Lorraine Rose knows that not taking care of your heart can take a toll on your health and the lives of your loved ones. The 51-year-old comes from a large family—10 siblings—and a larger family history of heart disease. In fact, in just one year, her brother Joe, age 58, and her sister Rachel, age 64, died suddenly from heart problems. The others have heart issues, too, ranging from managing hypertension to waiting for a heart transplant. 

“My father had multiple heart attacks, triple bypass surgery, and eventually died of heart complications,” says Rose. “He tried too late to make lifestyle changes to improve his health.
As I’ve watched the health of my other siblings decline and the untimely deaths of two of them, I thought I had better make a serious change.”

From Contemplation to Action
Then came the turning point that motivated Rose—who had gained weight, noticed her heart often raced, and was getting more headaches—to stop thinking about living a healthier life and take action. 

“I went to the dentist for a regular teeth cleaning,” Rose says. “After taking my blood pressure three times, my dentist told me she wouldn’t touch me until I saw a physician. I was shocked.” 

Rose met with Cooper Clinic physician Riva Rahl, M.D., who immediately put her on medication for high blood pressure. Dr. Rahl also told Rose that simple lifestyle changes could help lower her elevated cholesterol and triglyceride levels—all early indicators for heart disease. To help her learn how to achieve this by eating heart-healthy, Rose sought the advice of a registered dietitian in the Cooper Clinic Nutrition Department, and they met weekly. 

“I knew my eating habits needed improving because my husband and I were all about convenience, which doesn’t mean we made the best food choices,” says Rose.

Decoding a Heart-Healthy Diet
Adopting a heart-healthy diet means selecting foods that are low in saturated and trans fats, cholesterol, and salt. Remember these numbers to cap your fat intake.

• Men should eat no more than 60 to 70 grams of total fat a day.
• Women should eat no more than 40 to 50 grams of total fat a day.
• Both men and women need to limit saturated fat to less than 10 to 17 grams a day.

The most common sources of saturated fat are bacon, sausage, butter, cream, ice cream, whole-milk dairy products, full-fat cheeses, and cream- and fat-based foods like dressings and gravy. 

Eating heart-healthy also means choosing more fruits, vegetables, and whole grains to increase your fiber intake. Foods that are rich in omega-3 fats can also lower risk for heart disease. Try getting these healthy fats from coldwater, fatty fish, such as salmon, fresh tuna steaks, halibut, or canned light tuna, or from walnuts, soybeans, flaxseeds, soy nuts, or canola oil. Limiting sugar and alcohol is an effective way to lower triglyceride levels in the blood.

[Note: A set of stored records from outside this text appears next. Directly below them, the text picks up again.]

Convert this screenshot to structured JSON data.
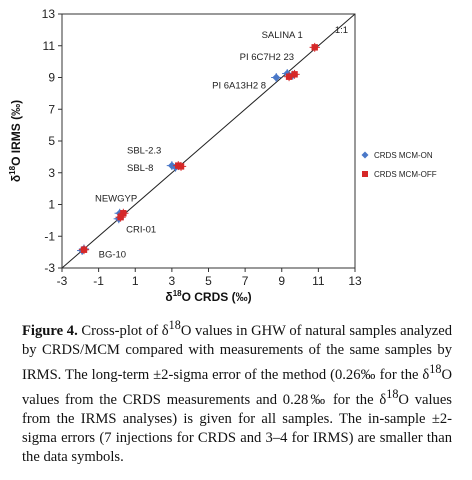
{
  "chart_data": {
    "type": "scatter",
    "title": "",
    "xlabel_pre": "δ",
    "xlabel_sup": "18",
    "xlabel_post": "O CRDS (‰)",
    "ylabel_pre": "δ",
    "ylabel_sup": "18",
    "ylabel_post": "O IRMS (‰)",
    "xlim": [
      -3,
      13
    ],
    "ylim": [
      -3,
      13
    ],
    "xticks": [
      "-3",
      "-1",
      "1",
      "3",
      "5",
      "7",
      "9",
      "11",
      "13"
    ],
    "yticks": [
      "-3",
      "-1",
      "1",
      "3",
      "5",
      "7",
      "9",
      "11",
      "13"
    ],
    "xtick_values": [
      -3,
      -1,
      1,
      3,
      5,
      7,
      9,
      11,
      13
    ],
    "ytick_values": [
      -3,
      -1,
      1,
      3,
      5,
      7,
      9,
      11,
      13
    ],
    "grid": false,
    "legend_position": "right",
    "one_to_one_label": "1:1",
    "series": [
      {
        "name": "CRDS MCM-ON",
        "color": "#4a78c8",
        "marker": "diamond",
        "points": [
          {
            "x": -1.9,
            "y": -1.9
          },
          {
            "x": -1.8,
            "y": -1.8
          },
          {
            "x": 0.1,
            "y": 0.1
          },
          {
            "x": 0.15,
            "y": 0.45
          },
          {
            "x": 3.0,
            "y": 3.45
          },
          {
            "x": 3.2,
            "y": 3.35
          },
          {
            "x": 8.7,
            "y": 9.0
          },
          {
            "x": 9.3,
            "y": 9.25
          },
          {
            "x": 9.6,
            "y": 9.15
          }
        ]
      },
      {
        "name": "CRDS MCM-OFF",
        "color": "#d62828",
        "marker": "square",
        "points": [
          {
            "x": -1.8,
            "y": -1.85
          },
          {
            "x": 0.2,
            "y": 0.2
          },
          {
            "x": 0.35,
            "y": 0.45
          },
          {
            "x": 3.35,
            "y": 3.45
          },
          {
            "x": 3.5,
            "y": 3.4
          },
          {
            "x": 9.4,
            "y": 9.05
          },
          {
            "x": 9.7,
            "y": 9.2
          },
          {
            "x": 10.8,
            "y": 10.9
          }
        ]
      }
    ],
    "annotations": [
      {
        "text": "SALINA 1",
        "x": 7.9,
        "y": 11.5
      },
      {
        "text": "PI 6C7H2 23",
        "x": 6.7,
        "y": 10.1
      },
      {
        "text": "PI 6A13H2 8",
        "x": 5.2,
        "y": 8.3
      },
      {
        "text": "SBL-2.3",
        "x": 0.55,
        "y": 4.2
      },
      {
        "text": "SBL-8",
        "x": 0.55,
        "y": 3.1
      },
      {
        "text": "NEWGYP",
        "x": -1.2,
        "y": 1.2
      },
      {
        "text": "CRI-01",
        "x": 0.5,
        "y": -0.75
      },
      {
        "text": "BG-10",
        "x": -1.0,
        "y": -2.35
      }
    ]
  },
  "caption": {
    "figure_label": "Figure 4.",
    "p1": " Cross-plot of δ",
    "s1": "18",
    "p2": "O values in GHW of natural samples analyzed by CRDS/MCM compared with measurements of the same samples by IRMS. The long-term ±2-sigma error of the method (0.26‰ for the δ",
    "s2": "18",
    "p3": "O values from the CRDS measurements and 0.28‰ for the δ",
    "s3": "18",
    "p4": "O values from the IRMS analyses) is given for all samples. The in-sample ±2-sigma errors (7 injections for CRDS and 3–4 for IRMS) are smaller than the data symbols."
  }
}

More Tips from the Experts
Here are some additional recommendations from the American Heart Association.
• Choose lean meats and poultry without skin and prepare them without added saturated and trans fat.
• Select fat-free, 1 percent fat, and low-fat dairy products.
• Cut back on foods containing partially hydrogenated vegetable oils to reduce trans fat in your diet.
• Cut back on foods high in dietary cholesterol. Aim to eat less than 300 milligrams (mg) of cholesterol each day.
• Cut back on beverages and foods with added sugars.
• Choose and prepare foods with little or no salt. Aim to eat less than 2,300 mg of sodium per day.
• If you drink alcohol, drink in moderation. That means one drink per day if you’re a woman and two drinks per day if you’re a man.
• Always keep an eye on your portion sizes.

Get Inspired by Rose’s Success
By following these nutrition guidelines and exercising on most days, Rose’s total cholesterol dropped from 173 mg/dl to 146 mg/dl, and her triglycerides dropped from 155 mg/dl to 120 mg/dl in just two months. And she lost weight in the process. 

“One of the biggest changes I made that has made a huge impact is reading food labels,” Rose says. “Initially, it took me twice as long to buy groceries because I looked at total calories, fat, saturated fat, and fiber. Once I learned some tricks such as limiting total fat to no more than 3 grams of fat per 100 calories, it made life a lot easier. Now I can zip around the grocery store, and my home is stocked full with healthy choices.” 

Rose says her biggest inspiration to lead a healthy life is her two grown children. 

“They are healthy now, but I warn them about our family history,” she says. “I tell them to start good nutrition and exercise habits while they are young to prevent ending up like my siblings.” 

That’s good advice we can all take to heart.